Y ahí
estaba yo, con mi sombrero de juguete, como si fuera el sheriff encargado de
mantener orden en territorio comanche. Yo, que era incapaz de matar una mosca, que
las rescataba del cruento destino del insecticida. Ahí estaba confundiendo mi
vocación, que era ser un indio libre y vivir en las montañas como Nube Roja,
fumar en pipa y transformarme en águila dentro de un viaje místico.
Y ahí
estaba yo, veinte años después, ya sin armas, pero el sueño intacto de que no
se podía comprar el cielo ni poner fronteras a la naturaleza.

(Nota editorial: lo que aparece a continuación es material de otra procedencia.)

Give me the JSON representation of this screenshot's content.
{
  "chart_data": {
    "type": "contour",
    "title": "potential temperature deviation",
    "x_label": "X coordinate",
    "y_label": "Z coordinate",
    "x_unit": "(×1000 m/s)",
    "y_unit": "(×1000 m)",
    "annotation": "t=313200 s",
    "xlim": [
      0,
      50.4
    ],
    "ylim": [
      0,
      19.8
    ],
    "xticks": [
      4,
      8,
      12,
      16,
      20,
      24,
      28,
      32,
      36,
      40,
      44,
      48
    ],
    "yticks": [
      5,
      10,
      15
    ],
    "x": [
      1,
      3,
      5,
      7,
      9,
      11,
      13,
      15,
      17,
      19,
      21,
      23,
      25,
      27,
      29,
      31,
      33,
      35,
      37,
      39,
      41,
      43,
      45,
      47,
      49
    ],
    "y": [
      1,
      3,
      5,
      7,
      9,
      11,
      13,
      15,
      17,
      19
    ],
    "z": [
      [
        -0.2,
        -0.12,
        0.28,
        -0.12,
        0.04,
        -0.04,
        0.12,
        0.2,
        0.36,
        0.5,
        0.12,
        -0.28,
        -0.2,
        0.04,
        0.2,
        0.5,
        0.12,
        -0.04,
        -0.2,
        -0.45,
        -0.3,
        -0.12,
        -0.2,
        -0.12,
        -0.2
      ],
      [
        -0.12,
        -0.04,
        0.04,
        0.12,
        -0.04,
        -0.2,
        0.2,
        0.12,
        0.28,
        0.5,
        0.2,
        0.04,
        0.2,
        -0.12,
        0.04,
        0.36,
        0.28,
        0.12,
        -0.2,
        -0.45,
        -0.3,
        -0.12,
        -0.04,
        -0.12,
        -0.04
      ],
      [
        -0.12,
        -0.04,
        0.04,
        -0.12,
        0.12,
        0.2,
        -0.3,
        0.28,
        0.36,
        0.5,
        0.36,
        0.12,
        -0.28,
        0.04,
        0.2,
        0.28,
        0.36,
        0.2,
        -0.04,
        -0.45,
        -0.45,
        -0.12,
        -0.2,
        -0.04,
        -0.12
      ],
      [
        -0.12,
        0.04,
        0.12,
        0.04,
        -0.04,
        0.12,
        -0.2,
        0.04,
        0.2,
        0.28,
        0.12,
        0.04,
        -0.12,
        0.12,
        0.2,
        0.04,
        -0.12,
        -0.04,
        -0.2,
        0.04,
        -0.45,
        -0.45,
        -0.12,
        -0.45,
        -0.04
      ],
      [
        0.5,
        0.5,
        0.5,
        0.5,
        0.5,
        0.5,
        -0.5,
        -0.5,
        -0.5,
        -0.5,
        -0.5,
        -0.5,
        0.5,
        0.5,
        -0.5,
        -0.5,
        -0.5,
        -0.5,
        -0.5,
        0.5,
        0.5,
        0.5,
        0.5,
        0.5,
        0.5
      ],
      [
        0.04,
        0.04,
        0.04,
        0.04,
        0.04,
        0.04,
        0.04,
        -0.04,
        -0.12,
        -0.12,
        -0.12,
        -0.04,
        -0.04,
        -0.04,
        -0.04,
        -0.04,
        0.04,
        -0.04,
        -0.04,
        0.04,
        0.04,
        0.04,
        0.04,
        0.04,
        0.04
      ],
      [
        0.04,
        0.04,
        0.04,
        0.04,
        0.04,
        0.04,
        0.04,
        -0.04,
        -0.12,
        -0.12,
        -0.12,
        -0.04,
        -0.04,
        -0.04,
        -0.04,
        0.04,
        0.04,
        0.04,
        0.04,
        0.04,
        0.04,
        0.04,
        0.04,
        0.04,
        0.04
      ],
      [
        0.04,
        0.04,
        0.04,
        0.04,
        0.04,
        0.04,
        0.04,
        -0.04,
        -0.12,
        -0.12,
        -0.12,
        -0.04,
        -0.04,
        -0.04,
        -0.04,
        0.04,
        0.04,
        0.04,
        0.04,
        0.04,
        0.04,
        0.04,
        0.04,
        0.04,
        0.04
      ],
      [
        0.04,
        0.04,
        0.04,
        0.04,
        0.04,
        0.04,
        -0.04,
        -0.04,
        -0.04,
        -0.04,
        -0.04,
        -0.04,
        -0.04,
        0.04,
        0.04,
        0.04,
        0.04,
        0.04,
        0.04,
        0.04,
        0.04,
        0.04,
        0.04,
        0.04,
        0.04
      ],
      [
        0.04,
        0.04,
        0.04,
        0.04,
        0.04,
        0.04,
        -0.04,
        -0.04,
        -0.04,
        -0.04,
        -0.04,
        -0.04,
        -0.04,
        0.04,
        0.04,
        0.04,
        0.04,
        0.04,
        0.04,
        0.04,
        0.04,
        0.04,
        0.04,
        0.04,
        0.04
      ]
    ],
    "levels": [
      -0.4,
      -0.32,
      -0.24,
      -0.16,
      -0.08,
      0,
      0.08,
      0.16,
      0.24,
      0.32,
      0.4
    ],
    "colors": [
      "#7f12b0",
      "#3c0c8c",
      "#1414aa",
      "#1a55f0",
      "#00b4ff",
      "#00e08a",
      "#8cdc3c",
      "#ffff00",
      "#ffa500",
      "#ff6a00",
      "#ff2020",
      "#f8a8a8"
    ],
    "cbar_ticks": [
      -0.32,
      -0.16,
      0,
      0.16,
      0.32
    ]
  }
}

Todavía podía
definir el susurro que hace una hoja al caer empujada por el otoño y correr como
un bisonte por las praderas.
Y
aquí estoy yo, en medio de fronteras y la compraventa de la biósfera. Las
moscas se acuerdan de mí y me saludan como si fuera su rey. La imagen se ha
adueñado de un mundo en el que se educa para convertir a las personas en
personajes amoldados. Todavía revolotea el águila por mi cabeza y nadie puede
poner parcelas en el cielo; aquí estoy recordando las palabras de Nube Roja: ¿Cómo se puede
comprar o vender el firmamento? Las flores perfumadas son nuestras hermanas; el
venado, el caballo, el gran águila; éstos son nuestros hermanos. Las escarpadas
peñas, los húmedos prados, el calor del cuerpo del caballo y el hombre, todos
pertenecemos a la misma familia. Esto sabemos: La tierra no pertenece al
hombre; el hombre pertenece a la tierra.
Y aquí estoy yo, salvaje, mientras mi grito
guerrero resuena en la jungla de asfalto.